As residents continue to feel the effects of Monday night's storms, the National Weather Service as of Wednesday afternoon has confirmed four of them were tornadoes.
The latest tornado, confirmed Wednesday, touched down in Vernon, Oneida County.
The most significant one was an EF-3 tornado that touched down for 16 miles in Lewis County — a tornado of that magnitude rarely hits New York state.
“The National Weather Service measures the strength of a tornado based on the Enhanced Fujita Scale," said Spectrum News 1 meteorologist Mike Gouldrick. "It goes from zero, which would be a weak tornado, but nonetheless a tornado that can cause damage, and then we go to EF-1, 2, 3, 4, 5.”

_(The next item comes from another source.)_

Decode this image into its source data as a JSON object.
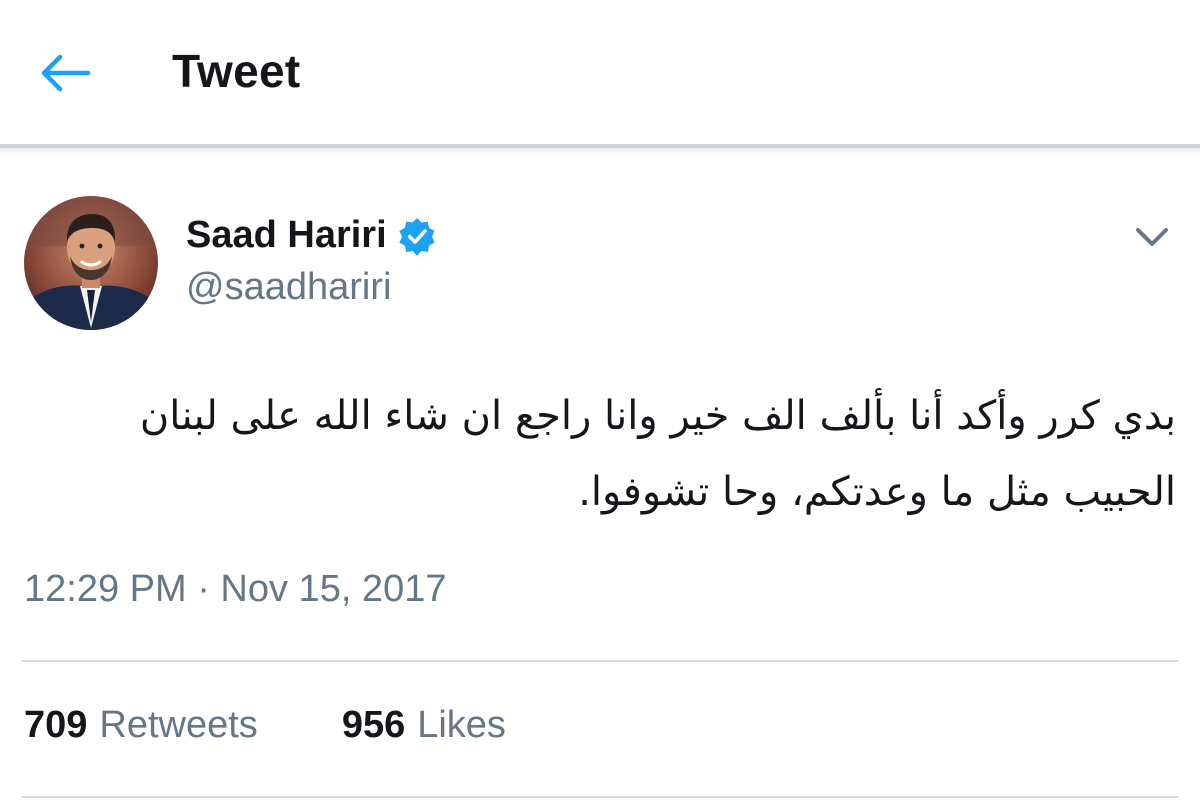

According to meteorologists, New York state averages 10 tornadoes a year. Rarely do they reach the strongest parts of the Fujita Scale. The EF-3 tornado recorded Monday is just one level below the largest tornado to ever hit New York state, which was an EF-4 in 1989.
“What was unusual about this tornado, was the path length [that was] about 16 miles long and the path width which was 700 yards wide," Gouldrick said.
An EF-3 tornado causes winds up to 165 miles per hour. As the National Weather Service conducted their damage surveys, what made this storm stand out was the type of damage it caused.
“The fact that in several different places along the track we had trees that were fully defoliated where much of their bark was removed, so you basically had what looked like giant toothpicks sticking out from the sky," said Mike Fries, a meteorologist for the Buffalo National Weather Service.
The trajectory of this tornado was very different.
“Often times they’ll move to the right of the wind flow, so in this case, it would move more easterly than the wind flow but in this case it didn’t," said Fries. "It actually moved right with the wind flow so, sort of surprising in that way a little bit.”
Fries said an time you get a storm of this magnitude, it catches your attention. To determine if this is something that could happen more often, the NWS will review all the information their surveys gathered.
"Rate the damage in there and all the different types of damage that we see," he said. "We have had engineering types of analysis done on them in the past and we collect them all together, look at them, and try to determine a track.”
The NWS plans to use polar orbiting satellite data in the coming days to determine if any other tornadoes occurred.